Anjum v Bailey |
2014 NY Slip Op 08792 |
Decided on December 17, 2014 |
Appellate Division, Second Department |
Published by New York State Law Reporting Bureau pursuant to Judiciary Law § 431. |
This opinion is uncorrected and subject to revision before publication in the Official Reports. |
Decided on December 17, 2014 SUPREME COURT OF THE STATE OF NEW YORK Appellate Division, Second Judicial Department
MARK C. DILLON, J.P.
THOMAS A. DICKERSON
LEONARD B. AUSTIN
JEFFREY A. COHEN, JJ.
2014-00238
(Index No. 57718/13)
v
Tenika R. Bailey, et al., respondents.
Arnold I. Bernstein, White Plains, N.Y., for appellant.
Richard T. Lau, Jericho, N.Y. (Keith E. Ford of counsel), for respondent Tenika R. Bailey.
Karen L. Lawrence, Tarrytown, N.Y. (David Holmes of counsel), for respondent Nixon J. Mejia.
DECISION & ORDER
In an action to recover damages for personal injuries, the plaintiff appeals from an order of the Supreme Court, Westchester County (Lefkowitz, J.), dated October 25, 2013, which denied his motion for summary judgment on the issue of liability, with leave to renew upon the completion of discovery.
ORDERED that the order is affirmed, with one bill of costs.
This appeal involves a motor vehicle accident that occurred on New Main Street near Palisades Avenue in Yonkers, New York.

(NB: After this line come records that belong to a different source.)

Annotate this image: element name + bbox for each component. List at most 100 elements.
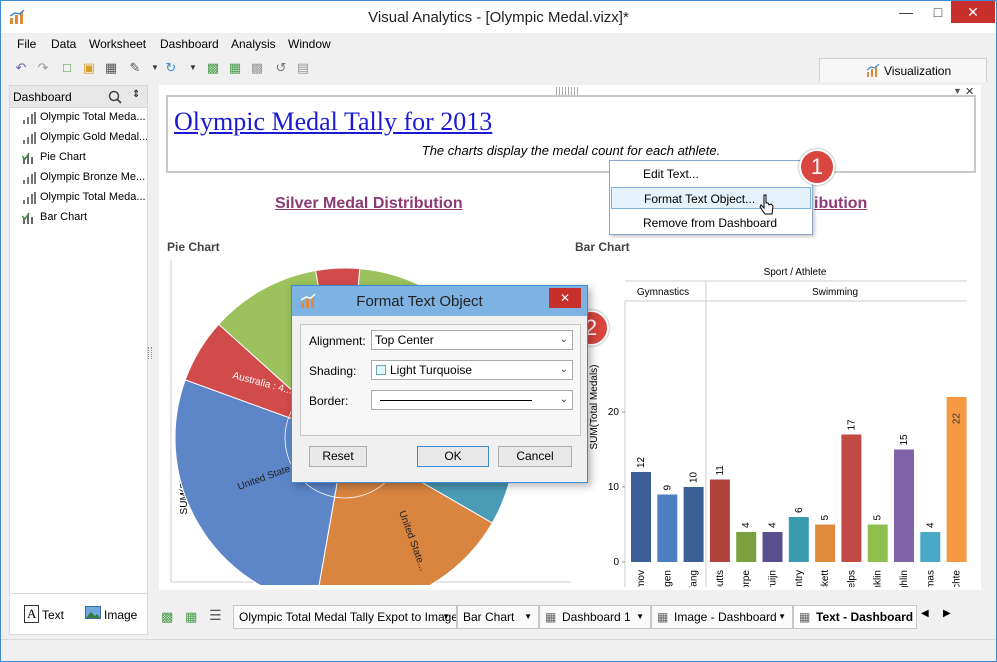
tab-dropdown-icon[interactable]: ▼ bbox=[636, 612, 644, 621]
bar[interactable] bbox=[631, 472, 651, 562]
menu-window[interactable]: Window bbox=[288, 37, 331, 51]
dialog-title-bar: Format Text Object ✕ bbox=[292, 286, 587, 316]
dashboard-icon: ▦ bbox=[657, 610, 669, 624]
menu-dashboard[interactable]: Dashboard bbox=[160, 37, 219, 51]
bar-data-label: 4 bbox=[768, 522, 779, 528]
tab-text-dashboard[interactable]: ▦ Text - Dashboard bbox=[793, 605, 917, 629]
drag-handle[interactable] bbox=[556, 87, 580, 95]
open-folder-icon[interactable]: ▣ bbox=[82, 60, 96, 75]
remove-from-dashboard-menu-item[interactable]: Remove from Dashboard bbox=[643, 216, 778, 230]
bar[interactable] bbox=[683, 487, 704, 562]
tab-bar-chart[interactable]: Bar Chart ▼ bbox=[457, 605, 539, 629]
dashboard-sidebar: Dashboard ⇕ Olympic Total Meda... Olympic… bbox=[9, 85, 148, 635]
sort-icon[interactable]: ⇕ bbox=[132, 89, 141, 100]
bar-chart[interactable]: Sport / Athlete Gymnastics Swimming SUM(… bbox=[575, 257, 975, 587]
silver-medal-section-title[interactable]: Silver Medal Distribution bbox=[275, 195, 463, 212]
tab-olympic-total-medal[interactable]: Olympic Total Medal Tally Expot to Image… bbox=[233, 605, 457, 629]
bar[interactable] bbox=[709, 479, 730, 563]
add-dashboard-icon[interactable]: ▦ bbox=[185, 609, 198, 624]
tab-label: Image - Dashboard bbox=[674, 610, 777, 624]
dialog-close-button[interactable]: ✕ bbox=[549, 288, 581, 308]
bar[interactable] bbox=[762, 532, 783, 562]
bar[interactable] bbox=[894, 449, 914, 563]
image-button[interactable]: Image bbox=[104, 608, 138, 622]
group-label-swimming: Swimming bbox=[812, 287, 858, 298]
maximize-button[interactable]: □ bbox=[933, 4, 943, 20]
tab-dropdown-icon[interactable]: ▼ bbox=[524, 612, 532, 621]
reset-button[interactable]: Reset bbox=[309, 446, 367, 467]
bar[interactable] bbox=[657, 494, 678, 563]
right-section-title[interactable]: ibution bbox=[814, 195, 868, 212]
add-grid-icon[interactable]: ▦ bbox=[228, 60, 242, 75]
redo-icon[interactable]: ↷ bbox=[37, 60, 49, 75]
sidebar-item[interactable]: Pie Chart bbox=[10, 148, 147, 168]
object-close-icon[interactable]: ✕ bbox=[965, 86, 975, 98]
bar[interactable] bbox=[946, 397, 967, 562]
bar-data-label: 17 bbox=[846, 419, 857, 431]
splitter-handle[interactable] bbox=[148, 347, 152, 359]
tab-list-icon[interactable]: ☰ bbox=[209, 607, 222, 623]
tab-scroll-left-icon[interactable]: ◀ bbox=[921, 608, 929, 619]
image-icon[interactable] bbox=[85, 606, 101, 619]
text-object-icon[interactable]: A bbox=[24, 605, 40, 623]
add-worksheet-icon[interactable]: ▩ bbox=[161, 609, 174, 624]
window-title: Visual Analytics - [Olympic Medal.vizx]* bbox=[368, 9, 629, 26]
alignment-select[interactable]: Top Center ⌄ bbox=[371, 330, 573, 350]
text-button[interactable]: Text bbox=[42, 608, 65, 622]
tab-dropdown-icon[interactable]: ▼ bbox=[442, 612, 450, 621]
x-category-label: Ian Thorpe bbox=[741, 570, 752, 587]
x-category-label: Michael Phelps bbox=[846, 570, 857, 587]
bar-chart-icon bbox=[23, 132, 36, 144]
bar[interactable] bbox=[841, 434, 862, 563]
shading-select[interactable]: Light Turquoise ⌄ bbox=[371, 360, 573, 380]
edit-text-menu-item[interactable]: Edit Text... bbox=[643, 167, 699, 181]
save-icon[interactable]: ▦ bbox=[104, 60, 118, 75]
tab-image-dashboard[interactable]: ▦ Image - Dashboard ▼ bbox=[651, 605, 793, 629]
tab-dropdown-icon[interactable]: ▼ bbox=[778, 612, 786, 621]
tab-scroll-right-icon[interactable]: ▶ bbox=[943, 608, 951, 619]
tab-dashboard-1[interactable]: ▦ Dashboard 1 ▼ bbox=[539, 605, 651, 629]
bar[interactable] bbox=[815, 524, 836, 563]
add-chart-icon[interactable]: ▩ bbox=[206, 60, 220, 75]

The plaintiff alleges that he was seated in a taxi that was legally parked on New Main Street, which is a one-way, westbound-only roadway, when the defendant Tenika R. Bailey pulled out of a parking space on the opposite side of the street. Bailey's vehicle hit a vehicle driven by the defendant Nixon J. Mejia, which allegedly caused Mejia's vehicle to strike the plaintiff's taxi as it was still parked. The plaintiff commenced this action to recover damages for personal injuries.
Although depositions of the parties had not yet been conducted, the plaintiff moved for summary judgment on the issue of liability against Bailey and Mejia. Bailey opposed the motion arguing, inter alia, that she was not negligent, as she was sideswiped by Mejia while he tried to drive through a green light at Palisades Avenue. An MV-104A accident report submitted with Bailey's opposition papers indicated that Mejia stated at the scene that his vehicle was struck by Bailey. Mejia did not submit an affidavit in opposition to the motion, though his attorney argued that the plaintiff's motion for summary judgment was premature. The Supreme Court denied the plaintiff's motion for summary judgment, with leave to renew upon the completion of discovery.
A party seeking summary judgment bears the initial burden of establishing prima facie entitlement to such relief, tendering sufficient evidence to eliminate any material issues of fact from the case (see Winegrad v New York Univ. Med. Ctr., 64 NY2d 851, 853; Zuckerman v City of New York, 49 NY2d 557, 562). In a personal injury action, to prevail on a motion for summary [*2]judgment on the issue of liability, a plaintiff has the burden of establishing, prima facie, not only that a defendant was negligent, but also that he or she was free from comparative fault (see Thoma v Ronai, 82 NY2d 736, 737; Espinoza v Coca-Cola Bottling Co. of N.Y., Inc., 121 AD3d 640; Gorenkoff v Nagar, 120 AD3d 470; Lu Yuan Yang v Howsal Cab Corp., 106 AD3d 1055, 1055-1056). Here, the plaintiff established, prima facie, that Mejia was negligent by virtue of coming into contact with the plaintiff's vehicle, that Bailey was negligent by pulling her vehicle out of her parking space when it was unsafe to do so in violation of Vehicle and Traffic Law § 1162, and that he was free from comparative fault, as he was merely seated within a legally parked vehicle at the time of the accident. However, Bailey's opposition papers, which included her affidavit and the MV-104A accident report form, raised triable issues of fact as to whether Bailey or Mejia were individually nonnegligent, which prevents the plaintiff from obtaining summary judgment against either defendant. This matter involves more than simply a trier of fact's apportionment of fault between both defendants (see Rodriguez v Farrell, 115 AD3d 929; Medina v Rodriguez, 92 AD3d 850, 851; Garcia v Tri-County Ambulette Serv., 282 AD2d 206, 207), since conceivably, one defendant or the other could be found to be nonnegligent.
Accordingly, the Supreme Court properly denied the plaintiff's motion for summary judgment on the issue of liability, with leave to renew upon the completion of discovery.
DILLON, J.P., DICKERSON, AUSTIN and COHEN, JJ., concur.